Am Ortsrand von Filain hat ein Tour-de-France-Fan ein weiß gestrichenes Rennrad sehr kunstvoll zwischen gelb blühende Blumen gepflanzt und es mit rotgepunkteten “Trikots” aus Holz dekoriert. Klasse!

Das Quartier, bei dem ich am Morgen angerufen habe, liegt 3,5 km weiter nordwestlich im Weiler Les Gambes. Es ist drückend schwül, dunkle Wolken stehen am Himmel, Schweiß läuft mir ins Gesicht. Eine Bremse umkreist mich. Sie möchte sich gerne setzen und zustechen, ich verscheuche sie durch fuchtelnde Bewegungen.
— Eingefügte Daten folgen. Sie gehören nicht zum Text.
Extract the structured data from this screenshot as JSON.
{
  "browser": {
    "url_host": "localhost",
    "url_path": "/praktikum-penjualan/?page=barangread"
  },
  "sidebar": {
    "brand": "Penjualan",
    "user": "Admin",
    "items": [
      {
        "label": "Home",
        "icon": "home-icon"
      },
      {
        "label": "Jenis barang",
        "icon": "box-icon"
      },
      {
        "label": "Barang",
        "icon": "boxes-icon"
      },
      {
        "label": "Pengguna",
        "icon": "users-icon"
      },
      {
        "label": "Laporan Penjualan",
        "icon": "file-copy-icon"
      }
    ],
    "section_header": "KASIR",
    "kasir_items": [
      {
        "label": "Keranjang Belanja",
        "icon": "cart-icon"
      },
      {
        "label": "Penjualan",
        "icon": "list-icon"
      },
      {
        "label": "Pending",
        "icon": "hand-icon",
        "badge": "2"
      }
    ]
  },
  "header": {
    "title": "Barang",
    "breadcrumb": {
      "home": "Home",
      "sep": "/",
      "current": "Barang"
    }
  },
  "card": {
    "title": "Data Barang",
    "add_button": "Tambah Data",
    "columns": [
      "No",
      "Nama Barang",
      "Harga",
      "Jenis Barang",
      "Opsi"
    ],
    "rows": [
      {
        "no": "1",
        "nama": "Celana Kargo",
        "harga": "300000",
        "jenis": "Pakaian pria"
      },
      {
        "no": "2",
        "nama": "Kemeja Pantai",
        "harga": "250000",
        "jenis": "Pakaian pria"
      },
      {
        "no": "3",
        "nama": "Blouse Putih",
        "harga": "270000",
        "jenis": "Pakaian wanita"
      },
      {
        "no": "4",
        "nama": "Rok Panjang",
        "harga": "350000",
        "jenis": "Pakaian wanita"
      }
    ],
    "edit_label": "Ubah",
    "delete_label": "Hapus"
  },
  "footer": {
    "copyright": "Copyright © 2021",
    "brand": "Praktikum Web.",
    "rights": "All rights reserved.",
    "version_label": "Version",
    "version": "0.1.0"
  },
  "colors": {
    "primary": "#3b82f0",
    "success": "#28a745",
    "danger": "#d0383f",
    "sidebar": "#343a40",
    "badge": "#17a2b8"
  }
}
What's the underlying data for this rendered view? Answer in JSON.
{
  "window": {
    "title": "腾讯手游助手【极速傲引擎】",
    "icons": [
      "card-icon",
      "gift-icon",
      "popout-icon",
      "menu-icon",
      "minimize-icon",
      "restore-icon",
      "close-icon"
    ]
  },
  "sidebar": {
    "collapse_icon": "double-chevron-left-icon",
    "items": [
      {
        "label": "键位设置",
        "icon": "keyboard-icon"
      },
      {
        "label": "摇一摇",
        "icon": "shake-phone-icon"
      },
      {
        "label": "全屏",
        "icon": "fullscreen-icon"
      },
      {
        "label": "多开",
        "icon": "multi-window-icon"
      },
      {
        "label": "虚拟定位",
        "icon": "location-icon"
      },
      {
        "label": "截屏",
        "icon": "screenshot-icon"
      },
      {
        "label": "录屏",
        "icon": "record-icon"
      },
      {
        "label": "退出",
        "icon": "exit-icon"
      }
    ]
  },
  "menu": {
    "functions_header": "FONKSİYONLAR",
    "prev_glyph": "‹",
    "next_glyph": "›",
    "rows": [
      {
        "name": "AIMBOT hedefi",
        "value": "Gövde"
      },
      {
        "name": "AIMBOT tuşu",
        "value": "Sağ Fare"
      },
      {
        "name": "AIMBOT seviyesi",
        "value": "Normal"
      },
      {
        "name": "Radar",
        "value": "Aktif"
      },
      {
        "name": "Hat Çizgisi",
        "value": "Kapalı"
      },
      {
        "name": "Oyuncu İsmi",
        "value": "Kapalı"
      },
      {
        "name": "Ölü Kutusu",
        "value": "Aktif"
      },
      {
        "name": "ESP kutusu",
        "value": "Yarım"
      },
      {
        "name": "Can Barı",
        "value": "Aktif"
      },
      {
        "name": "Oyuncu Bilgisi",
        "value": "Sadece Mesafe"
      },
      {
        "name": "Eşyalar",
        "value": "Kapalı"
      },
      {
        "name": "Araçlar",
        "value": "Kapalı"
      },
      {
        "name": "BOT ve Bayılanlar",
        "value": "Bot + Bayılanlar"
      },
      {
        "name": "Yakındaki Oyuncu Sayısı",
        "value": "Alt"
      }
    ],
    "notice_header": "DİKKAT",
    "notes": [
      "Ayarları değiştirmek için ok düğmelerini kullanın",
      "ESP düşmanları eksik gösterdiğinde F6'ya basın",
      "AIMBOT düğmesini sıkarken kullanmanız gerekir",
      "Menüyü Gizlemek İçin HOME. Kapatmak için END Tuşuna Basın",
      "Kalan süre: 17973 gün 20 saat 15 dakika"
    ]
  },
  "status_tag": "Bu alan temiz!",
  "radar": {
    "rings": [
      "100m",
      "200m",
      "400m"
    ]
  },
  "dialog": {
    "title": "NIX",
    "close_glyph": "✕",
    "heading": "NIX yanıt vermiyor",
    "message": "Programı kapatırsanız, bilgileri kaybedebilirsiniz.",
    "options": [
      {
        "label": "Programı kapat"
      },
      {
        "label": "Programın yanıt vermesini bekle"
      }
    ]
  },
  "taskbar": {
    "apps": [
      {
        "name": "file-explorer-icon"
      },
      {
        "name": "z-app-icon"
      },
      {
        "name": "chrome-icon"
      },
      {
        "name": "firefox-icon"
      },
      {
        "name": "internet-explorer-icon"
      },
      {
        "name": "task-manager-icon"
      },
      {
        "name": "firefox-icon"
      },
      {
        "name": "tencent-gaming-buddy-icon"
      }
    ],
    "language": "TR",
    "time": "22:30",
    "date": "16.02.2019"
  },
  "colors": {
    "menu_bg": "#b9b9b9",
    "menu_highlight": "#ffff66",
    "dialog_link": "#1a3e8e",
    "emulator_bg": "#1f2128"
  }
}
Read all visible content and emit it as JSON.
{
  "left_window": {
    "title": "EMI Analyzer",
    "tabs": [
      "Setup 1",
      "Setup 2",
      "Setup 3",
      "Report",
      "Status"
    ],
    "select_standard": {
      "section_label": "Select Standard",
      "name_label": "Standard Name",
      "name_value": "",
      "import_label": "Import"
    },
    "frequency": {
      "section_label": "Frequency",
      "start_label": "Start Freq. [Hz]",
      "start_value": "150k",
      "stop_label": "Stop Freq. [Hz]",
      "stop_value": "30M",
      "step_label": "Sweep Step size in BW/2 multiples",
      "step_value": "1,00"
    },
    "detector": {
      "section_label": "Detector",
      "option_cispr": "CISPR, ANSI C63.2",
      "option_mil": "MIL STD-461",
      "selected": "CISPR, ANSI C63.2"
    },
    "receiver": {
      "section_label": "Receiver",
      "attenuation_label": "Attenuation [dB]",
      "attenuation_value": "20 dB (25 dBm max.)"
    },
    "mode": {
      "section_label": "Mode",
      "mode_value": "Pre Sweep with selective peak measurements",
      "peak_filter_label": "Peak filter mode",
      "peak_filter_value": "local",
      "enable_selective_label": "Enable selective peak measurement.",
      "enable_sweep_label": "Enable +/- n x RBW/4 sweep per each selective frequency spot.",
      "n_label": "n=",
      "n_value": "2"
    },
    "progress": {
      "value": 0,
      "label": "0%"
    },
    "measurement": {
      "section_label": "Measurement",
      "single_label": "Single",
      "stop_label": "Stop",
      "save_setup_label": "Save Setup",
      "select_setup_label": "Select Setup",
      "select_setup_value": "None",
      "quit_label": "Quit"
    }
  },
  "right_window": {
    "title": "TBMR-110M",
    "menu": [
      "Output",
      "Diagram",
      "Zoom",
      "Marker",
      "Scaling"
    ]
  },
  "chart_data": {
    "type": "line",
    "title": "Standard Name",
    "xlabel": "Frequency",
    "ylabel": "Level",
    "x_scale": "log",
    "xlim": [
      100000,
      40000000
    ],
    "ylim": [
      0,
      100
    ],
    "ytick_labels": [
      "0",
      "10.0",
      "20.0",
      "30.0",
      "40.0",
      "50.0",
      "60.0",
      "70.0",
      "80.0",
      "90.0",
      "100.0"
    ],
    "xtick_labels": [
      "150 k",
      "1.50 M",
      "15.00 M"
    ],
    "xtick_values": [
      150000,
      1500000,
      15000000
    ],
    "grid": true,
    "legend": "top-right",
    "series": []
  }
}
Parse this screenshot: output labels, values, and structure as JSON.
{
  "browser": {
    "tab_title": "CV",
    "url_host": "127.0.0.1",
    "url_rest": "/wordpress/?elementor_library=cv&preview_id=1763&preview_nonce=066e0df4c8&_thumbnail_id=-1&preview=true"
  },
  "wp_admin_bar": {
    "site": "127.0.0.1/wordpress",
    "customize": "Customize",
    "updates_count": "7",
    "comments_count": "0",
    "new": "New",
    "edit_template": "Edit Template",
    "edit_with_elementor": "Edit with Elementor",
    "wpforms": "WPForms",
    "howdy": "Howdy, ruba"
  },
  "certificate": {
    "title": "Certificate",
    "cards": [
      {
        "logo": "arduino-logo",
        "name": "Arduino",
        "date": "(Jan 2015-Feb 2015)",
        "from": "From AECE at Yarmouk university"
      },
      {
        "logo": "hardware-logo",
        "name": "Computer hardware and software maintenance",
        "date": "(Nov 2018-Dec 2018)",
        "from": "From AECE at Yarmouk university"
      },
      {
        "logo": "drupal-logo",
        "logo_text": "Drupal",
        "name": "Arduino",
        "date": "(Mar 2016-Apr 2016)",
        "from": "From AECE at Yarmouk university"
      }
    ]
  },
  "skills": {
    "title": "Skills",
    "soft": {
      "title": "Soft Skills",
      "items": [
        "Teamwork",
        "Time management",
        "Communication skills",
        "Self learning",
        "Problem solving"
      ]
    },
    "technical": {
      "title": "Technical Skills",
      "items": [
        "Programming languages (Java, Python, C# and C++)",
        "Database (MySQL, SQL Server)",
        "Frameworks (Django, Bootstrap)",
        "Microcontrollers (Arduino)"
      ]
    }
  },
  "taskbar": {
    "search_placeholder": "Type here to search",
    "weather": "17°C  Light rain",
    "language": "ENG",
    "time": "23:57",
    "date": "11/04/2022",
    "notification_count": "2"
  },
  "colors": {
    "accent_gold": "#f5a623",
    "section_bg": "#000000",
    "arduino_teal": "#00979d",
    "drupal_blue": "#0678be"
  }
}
Der Angriff dauert gut eine Viertelstunde, bevor sie endlich aufgibt.

Die Deutschschweizerin Yvonne Vetsch bewirtschaftet hier in Les Gambes ein Anwesen. Neben dem Hund gibt es dort noch über 100 Schafe, aus deren Milch sie selbst Käse herstellt.  Wie schön ist es, als ich die Wanderschuhe endlich ausziehen kann und sie mir ein frisch gezapftes Panaché zu trinken hinstellt! Elsbeth ist noch nicht da; Yvonnes Mann fährt mit dem Auto los und erspart ihr so den letzten Kilometer.

  

Beim Abendessen sprechen wir auch über die TGV-Bahntrasse. 2007 ist sie fertiggestellt worden. Man habe nach zwei Jahren bereits überlegt, die Strecke wegen zu geringer Auslastung wieder stillzulegen, erfahre ich. Ein Grinsen schleicht sich in mein Gesicht, denn ich muss unwillkürlich an das “tolle” Stuttgarter Schnellbahnprojekt denken.

     28,2 km      3,4 km/h    8:21     567 hm    509 hm     121,2 km.